The main limitation of the study is the number of patients analyzed, since leprosy has a wide range of clinical manifestations within the pauci-multibacillary spectrum. However, in the context of leprosy-HIV co-infection, there is still a shortage of patients reported in the literature, and these are restricted to areas of significant geographic overlap, such as the northern region of Brazil. Considering that co-infection of leprosy with HIV is still prevalent in areas of high endemicity for both diseases, investigations should be conducted to better understand the immunopathology of nerve damage caused by this co-infection.

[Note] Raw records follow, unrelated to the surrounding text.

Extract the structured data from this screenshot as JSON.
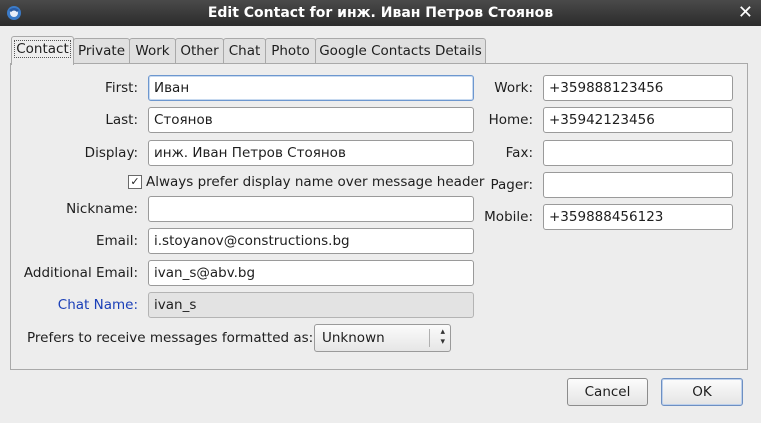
{
  "window": {
    "title": "Edit Contact for инж. Иван Петров Стоянов"
  },
  "tabs": [
    {
      "label": "Contact",
      "active": true
    },
    {
      "label": "Private"
    },
    {
      "label": "Work"
    },
    {
      "label": "Other"
    },
    {
      "label": "Chat"
    },
    {
      "label": "Photo"
    },
    {
      "label": "Google Contacts Details"
    }
  ],
  "contact": {
    "first": {
      "label": "First:",
      "value": "Иван"
    },
    "last": {
      "label": "Last:",
      "value": "Стоянов"
    },
    "display": {
      "label": "Display:",
      "value": "инж. Иван Петров Стоянов"
    },
    "prefer_display": {
      "label": "Always prefer display name over message header",
      "checked": true
    },
    "nickname": {
      "label": "Nickname:",
      "value": ""
    },
    "email": {
      "label": "Email:",
      "value": "i.stoyanov@constructions.bg"
    },
    "additional_email": {
      "label": "Additional Email:",
      "value": "ivan_s@abv.bg"
    },
    "chat_name": {
      "label": "Chat Name:",
      "value": "ivan_s"
    },
    "format": {
      "label": "Prefers to receive messages formatted as:",
      "value": "Unknown"
    }
  },
  "phones": {
    "work": {
      "label": "Work:",
      "value": "+359888123456"
    },
    "home": {
      "label": "Home:",
      "value": "+35942123456"
    },
    "fax": {
      "label": "Fax:",
      "value": ""
    },
    "pager": {
      "label": "Pager:",
      "value": ""
    },
    "mobile": {
      "label": "Mobile:",
      "value": "+359888456123"
    }
  },
  "buttons": {
    "cancel": "Cancel",
    "ok": "OK"
  },
  "colors": {
    "titlebar": "#2b2b2b",
    "chat_label": "#1a3fb8",
    "focus_border": "#6d97cf"
  }
}
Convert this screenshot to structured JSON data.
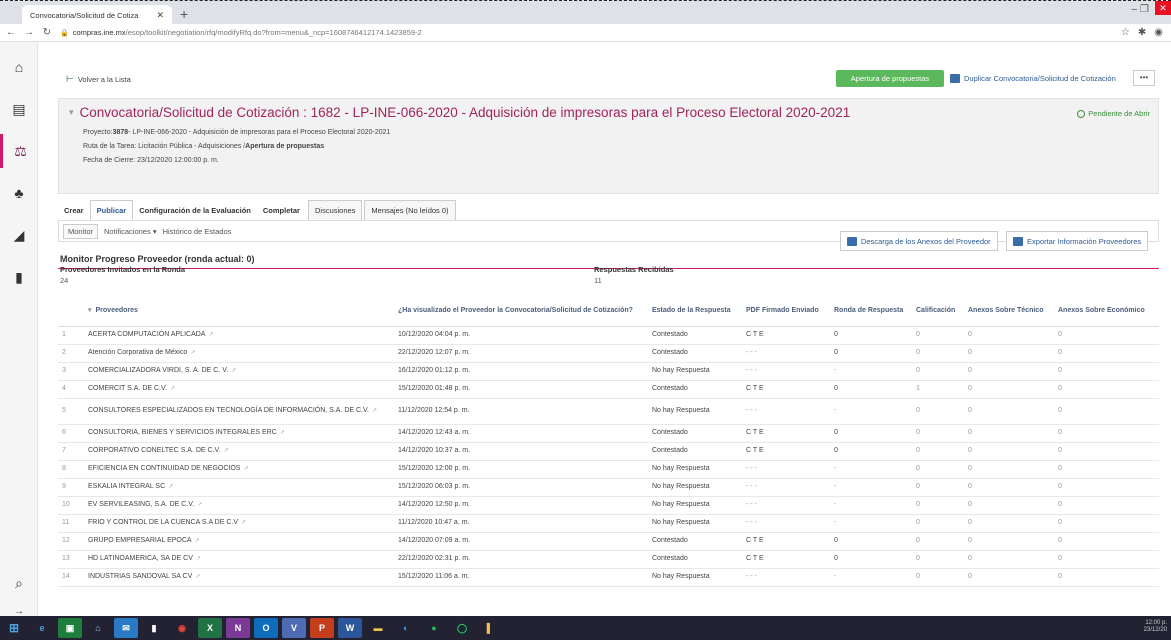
{
  "browser": {
    "tab_title": "Convocatoria/Solicitud de Cotiza",
    "url_host": "compras.ine.mx",
    "url_path": "/esop/toolkit/negotiation/rfq/modifyRfq.do?from=menu&_ncp=1608746412174.1423859-2"
  },
  "actions": {
    "back": "Volver a la Lista",
    "open_proposals": "Apertura de propuestas",
    "duplicate": "Duplicar Convocatoria/Solicitud de Cotización",
    "more": "•••"
  },
  "header": {
    "title": "Convocatoria/Solicitud de Cotización : 1682 - LP-INE-066-2020 - Adquisición de impresoras para el Proceso Electoral 2020-2021",
    "status": "Pendiente de Abrir",
    "project_label": "Proyecto:",
    "project_code": "3878",
    "project_desc": "- LP-INE-066-2020 - Adquisición de impresoras para el Proceso Electoral 2020-2021",
    "route_label": "Ruta de la Tarea: Licitación Pública - Adquisiciones /",
    "route_current": "Apertura de propuestas",
    "close_date": "Fecha de Cierre: 23/12/2020 12:00:00 p. m."
  },
  "tabs": [
    "Crear",
    "Publicar",
    "Configuración de la Evaluación",
    "Completar",
    "Discusiones",
    "Mensajes (No leídos 0)"
  ],
  "subnav": {
    "monitor": "Monitor",
    "notifications": "Notificaciones",
    "history": "Histórico de Estados"
  },
  "monitor": {
    "title": "Monitor Progreso Proveedor (ronda actual: 0)",
    "download_btn": "Descarga de los Anexos del Proveedor",
    "export_btn": "Exportar Información Proveedores",
    "invited_label": "Proveedores Invitados en la Ronda",
    "invited_value": "24",
    "responses_label": "Respuestas Recibidas",
    "responses_value": "11"
  },
  "table": {
    "headers": [
      "Proveedores",
      "¿Ha visualizado el Proveedor la Convocatoria/Solicitud de Cotización?",
      "Estado de la Respuesta",
      "PDF Firmado Enviado",
      "Ronda de Respuesta",
      "Calificación",
      "Anexos Sobre Técnico",
      "Anexos Sobre Económico"
    ],
    "rows": [
      [
        "1",
        "ACERTA COMPUTACIÓN APLICADA",
        "10/12/2020 04:04 p. m.",
        "Contestado",
        "C T E",
        "0",
        "0",
        "0",
        "0"
      ],
      [
        "2",
        "Atención Corporativa de México",
        "22/12/2020 12:07 p. m.",
        "Contestado",
        "- - -",
        "0",
        "0",
        "0",
        "0"
      ],
      [
        "3",
        "COMERCIALIZADORA VIRDI, S. A. DE C. V.",
        "16/12/2020 01:12 p. m.",
        "No hay Respuesta",
        "- - -",
        "-",
        "0",
        "0",
        "0"
      ],
      [
        "4",
        "COMERCIT S.A. DE C.V.",
        "15/12/2020 01:48 p. m.",
        "Contestado",
        "C T E",
        "0",
        "1",
        "0",
        "0"
      ],
      [
        "5",
        "CONSULTORES ESPECIALIZADOS EN TECNOLOGÍA DE INFORMACIÓN, S.A. DE C.V.",
        "11/12/2020 12:54 p. m.",
        "No hay Respuesta",
        "- - -",
        "-",
        "0",
        "0",
        "0"
      ],
      [
        "6",
        "CONSULTORIA, BIENES Y SERVICIOS INTEGRALES ERC",
        "14/12/2020 12:43 a. m.",
        "Contestado",
        "C T E",
        "0",
        "0",
        "0",
        "0"
      ],
      [
        "7",
        "CORPORATIVO CONELTEC S.A. DE C.V.",
        "14/12/2020 10:37 a. m.",
        "Contestado",
        "C T E",
        "0",
        "0",
        "0",
        "0"
      ],
      [
        "8",
        "EFICIENCIA EN CONTINUIDAD DE NEGOCIOS",
        "15/12/2020 12:00 p. m.",
        "No hay Respuesta",
        "- - -",
        "-",
        "0",
        "0",
        "0"
      ],
      [
        "9",
        "ESKALIA INTEGRAL SC",
        "15/12/2020 06:03 p. m.",
        "No hay Respuesta",
        "- - -",
        "-",
        "0",
        "0",
        "0"
      ],
      [
        "10",
        "EV SERVILEASING, S.A. DE C.V.",
        "14/12/2020 12:50 p. m.",
        "No hay Respuesta",
        "- - -",
        "-",
        "0",
        "0",
        "0"
      ],
      [
        "11",
        "FRIO Y CONTROL DE LA CUENCA S.A DE C.V",
        "11/12/2020 10:47 a. m.",
        "No hay Respuesta",
        "- - -",
        "-",
        "0",
        "0",
        "0"
      ],
      [
        "12",
        "GRUPO EMPRESARIAL EPOCA",
        "14/12/2020 07:09 a. m.",
        "Contestado",
        "C T E",
        "0",
        "0",
        "0",
        "0"
      ],
      [
        "13",
        "HD LATINOAMERICA, SA DE CV",
        "22/12/2020 02:31 p. m.",
        "Contestado",
        "C T E",
        "0",
        "0",
        "0",
        "0"
      ],
      [
        "14",
        "INDUSTRIAS SANDOVAL SA CV",
        "15/12/2020 11:06 a. m.",
        "No hay Respuesta",
        "- - -",
        "-",
        "0",
        "0",
        "0"
      ]
    ]
  },
  "taskbar": {
    "time": "12:00 p.",
    "date": "23/12/20"
  }
}
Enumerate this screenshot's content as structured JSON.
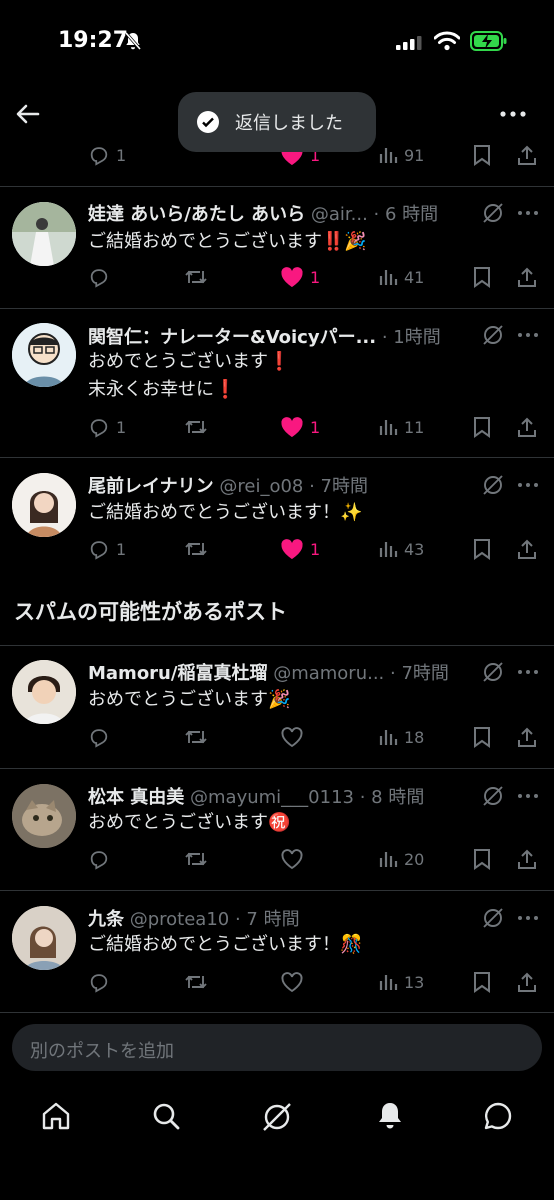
{
  "status_bar": {
    "time": "19:27"
  },
  "toast": {
    "text": "返信しました"
  },
  "top_post_actions": {
    "replies": "1",
    "likes": "1",
    "views": "91"
  },
  "posts": [
    {
      "name": "娃達 あいら/あたし あいら",
      "handle": "@air...",
      "time": "· 6 時間",
      "lines": [
        "ご結婚おめでとうございます‼️🎉"
      ],
      "replies": "",
      "likes": "1",
      "views": "41",
      "liked": true
    },
    {
      "name": "関智仁：ナレーター&Voicyパー...",
      "handle": "",
      "time": "· 1時間",
      "lines": [
        "おめでとうございます❗️",
        "末永くお幸せに❗️"
      ],
      "replies": "1",
      "likes": "1",
      "views": "11",
      "liked": true
    },
    {
      "name": "尾前レイナリン",
      "handle": "@rei_o08",
      "time": "· 7時間",
      "lines": [
        "ご結婚おめでとうございます！✨"
      ],
      "replies": "1",
      "likes": "1",
      "views": "43",
      "liked": true
    }
  ],
  "spam_section_title": "スパムの可能性があるポスト",
  "spam_posts": [
    {
      "name": "Mamoru/稲富真杜瑠",
      "handle": "@mamoru...",
      "time": "· 7時間",
      "lines": [
        "おめでとうございます🎉"
      ],
      "views": "18"
    },
    {
      "name": "松本 真由美",
      "handle": "@mayumi___0113",
      "time": "· 8 時間",
      "lines": [
        "おめでとうございます㊗️"
      ],
      "views": "20"
    },
    {
      "name": "九条",
      "handle": "@protea10",
      "time": "· 7 時間",
      "lines": [
        "ご結婚おめでとうございます！🎊"
      ],
      "views": "13"
    }
  ],
  "reply_bar": {
    "placeholder": "別のポストを追加"
  },
  "colors": {
    "background": "#000000",
    "like": "#f91880",
    "muted": "#71767b",
    "battery": "#32d74b"
  },
  "icons": [
    "back-arrow-icon",
    "more-icon",
    "check-icon",
    "reply-icon",
    "retweet-icon",
    "heart-icon",
    "views-icon",
    "bookmark-icon",
    "share-icon",
    "grok-icon",
    "home-icon",
    "search-icon",
    "bell-icon",
    "chat-icon"
  ]
}
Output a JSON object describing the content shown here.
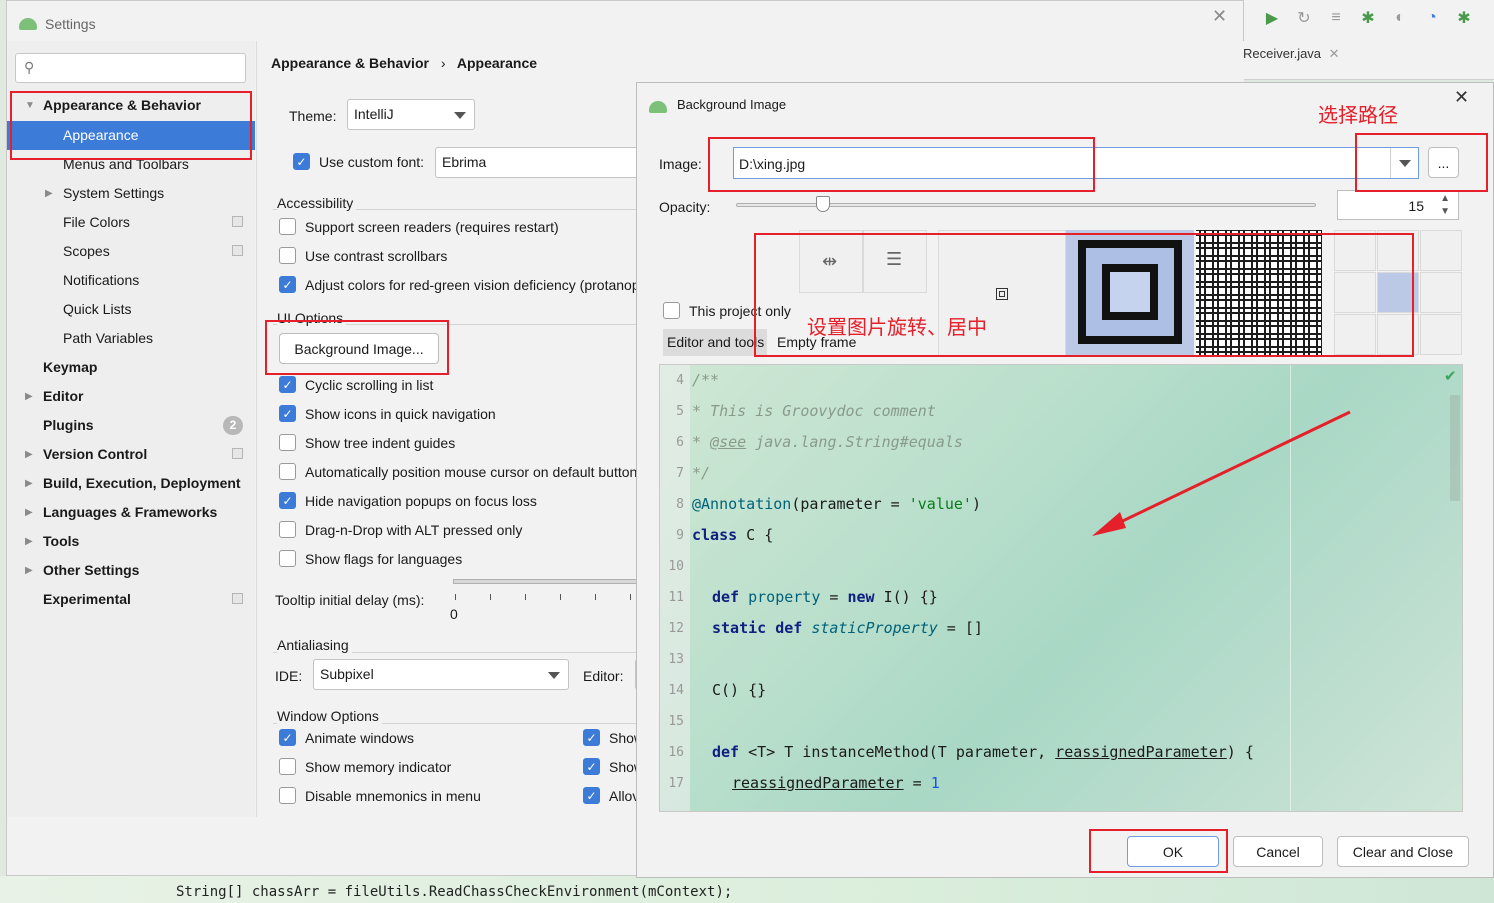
{
  "ide": {
    "tab_label": "Receiver.java",
    "code_line": "String[] chassArr = fileUtils.ReadChassCheckEnvironment(mContext);"
  },
  "settings": {
    "title": "Settings",
    "search_placeholder": "",
    "tree": [
      {
        "label": "Appearance & Behavior",
        "bold": true,
        "expanded": true
      },
      {
        "label": "Appearance",
        "selected": true
      },
      {
        "label": "Menus and Toolbars"
      },
      {
        "label": "System Settings"
      },
      {
        "label": "File Colors"
      },
      {
        "label": "Scopes"
      },
      {
        "label": "Notifications"
      },
      {
        "label": "Quick Lists"
      },
      {
        "label": "Path Variables"
      },
      {
        "label": "Keymap",
        "bold": true
      },
      {
        "label": "Editor",
        "bold": true
      },
      {
        "label": "Plugins",
        "bold": true,
        "badge": "2"
      },
      {
        "label": "Version Control",
        "bold": true
      },
      {
        "label": "Build, Execution, Deployment",
        "bold": true
      },
      {
        "label": "Languages & Frameworks",
        "bold": true
      },
      {
        "label": "Tools",
        "bold": true
      },
      {
        "label": "Other Settings",
        "bold": true
      },
      {
        "label": "Experimental",
        "bold": true
      }
    ],
    "breadcrumb": {
      "parent": "Appearance & Behavior",
      "sep": "›",
      "current": "Appearance"
    },
    "theme_label": "Theme:",
    "theme_value": "IntelliJ",
    "custom_font_label": "Use custom font:",
    "custom_font_value": "Ebrima",
    "accessibility_title": "Accessibility",
    "accessibility": [
      {
        "label": "Support screen readers (requires restart)",
        "checked": false
      },
      {
        "label": "Use contrast scrollbars",
        "checked": false
      },
      {
        "label": "Adjust colors for red-green vision deficiency (protanop",
        "checked": true
      }
    ],
    "ui_options_title": "UI Options",
    "background_image_button": "Background Image...",
    "ui_options": [
      {
        "label": "Cyclic scrolling in list",
        "checked": true
      },
      {
        "label": "Show icons in quick navigation",
        "checked": true
      },
      {
        "label": "Show tree indent guides",
        "checked": false
      },
      {
        "label": "Automatically position mouse cursor on default button",
        "checked": false
      },
      {
        "label": "Hide navigation popups on focus loss",
        "checked": true
      },
      {
        "label": "Drag-n-Drop with ALT pressed only",
        "checked": false
      },
      {
        "label": "Show flags for languages",
        "checked": false
      }
    ],
    "tooltip_label": "Tooltip initial delay (ms):",
    "tooltip_value": "0",
    "antialiasing_title": "Antialiasing",
    "ide_label": "IDE:",
    "ide_value": "Subpixel",
    "editor_label": "Editor:",
    "window_options_title": "Window Options",
    "window_options": [
      {
        "label": "Animate windows",
        "checked": true
      },
      {
        "label": "Show memory indicator",
        "checked": false
      },
      {
        "label": "Disable mnemonics in menu",
        "checked": false
      }
    ],
    "window_options_right": [
      {
        "label": "Show",
        "checked": true
      },
      {
        "label": "Show",
        "checked": true
      },
      {
        "label": "Allov",
        "checked": true
      }
    ]
  },
  "bg_dialog": {
    "title": "Background Image",
    "image_label": "Image:",
    "image_value": "D:\\xing.jpg",
    "browse_label": "...",
    "opacity_label": "Opacity:",
    "opacity_value": "15",
    "opacity_fraction": 0.15,
    "this_project_only": "This project only",
    "editor_and_tools": "Editor and tools",
    "empty_frame": "Empty frame",
    "ok_label": "OK",
    "cancel_label": "Cancel",
    "clear_close_label": "Clear and Close"
  },
  "annotations": {
    "choose_path": "选择路径",
    "rotate_center": "设置图片旋转、居中"
  },
  "code": [
    {
      "n": "4",
      "t": "/**"
    },
    {
      "n": "5",
      "t": "* This is Groovydoc comment"
    },
    {
      "n": "6",
      "t1": "* ",
      "t2": "@see",
      "t3": " java.lang.String#equals"
    },
    {
      "n": "7",
      "t": "*/"
    },
    {
      "n": "8",
      "a": "@Annotation",
      "b": "(parameter = ",
      "c": "'value'",
      "d": ")"
    },
    {
      "n": "9",
      "k": "class",
      "r": " C {"
    },
    {
      "n": "10"
    },
    {
      "n": "11",
      "k": "def",
      "f": "property",
      "r1": " = ",
      "k2": "new",
      "r2": " I() {}"
    },
    {
      "n": "12",
      "k": "static def",
      "f": "staticProperty",
      "r": " = []"
    },
    {
      "n": "13"
    },
    {
      "n": "14",
      "t": "C() {}"
    },
    {
      "n": "15"
    },
    {
      "n": "16",
      "k": "def",
      "r1": " <T> T instanceMethod(T parameter, ",
      "u": "reassignedParameter",
      "r2": ") {"
    },
    {
      "n": "17",
      "u": "reassignedParameter",
      "r": " = ",
      "num": "1"
    }
  ],
  "colors": {
    "accent": "#3d7bd9",
    "annotation_red": "#e5202a"
  }
}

The importance of this study is due to its contribution to the immunopathological knowledge of leprosy and leprosy-HIV co-infection. Therefore, in regions with geographic overlap of these diseases, where there may be a sum of neural damage caused by each of them [22], it is important that possible biological markers, such as NGF, be studied so that they can be used as predictors of early neural damage, thus enabling the establishment of protective measures and measures to minimize this damage in patients. Further studies should be carried out with this marker so that this discussion can evolve.
The clinical and immunopathological characteristics of peripheral nerve damage in patients with concomitant HIV infection still have many gaps. It is necessary to consider that paucibacillary forms differ clinically and immunologically, and analyses should be made from this perspective. In addition, based on this study, other immunostainings should be performed to better understand the immunopathology of leprosy and leprosy-HIV co-infection.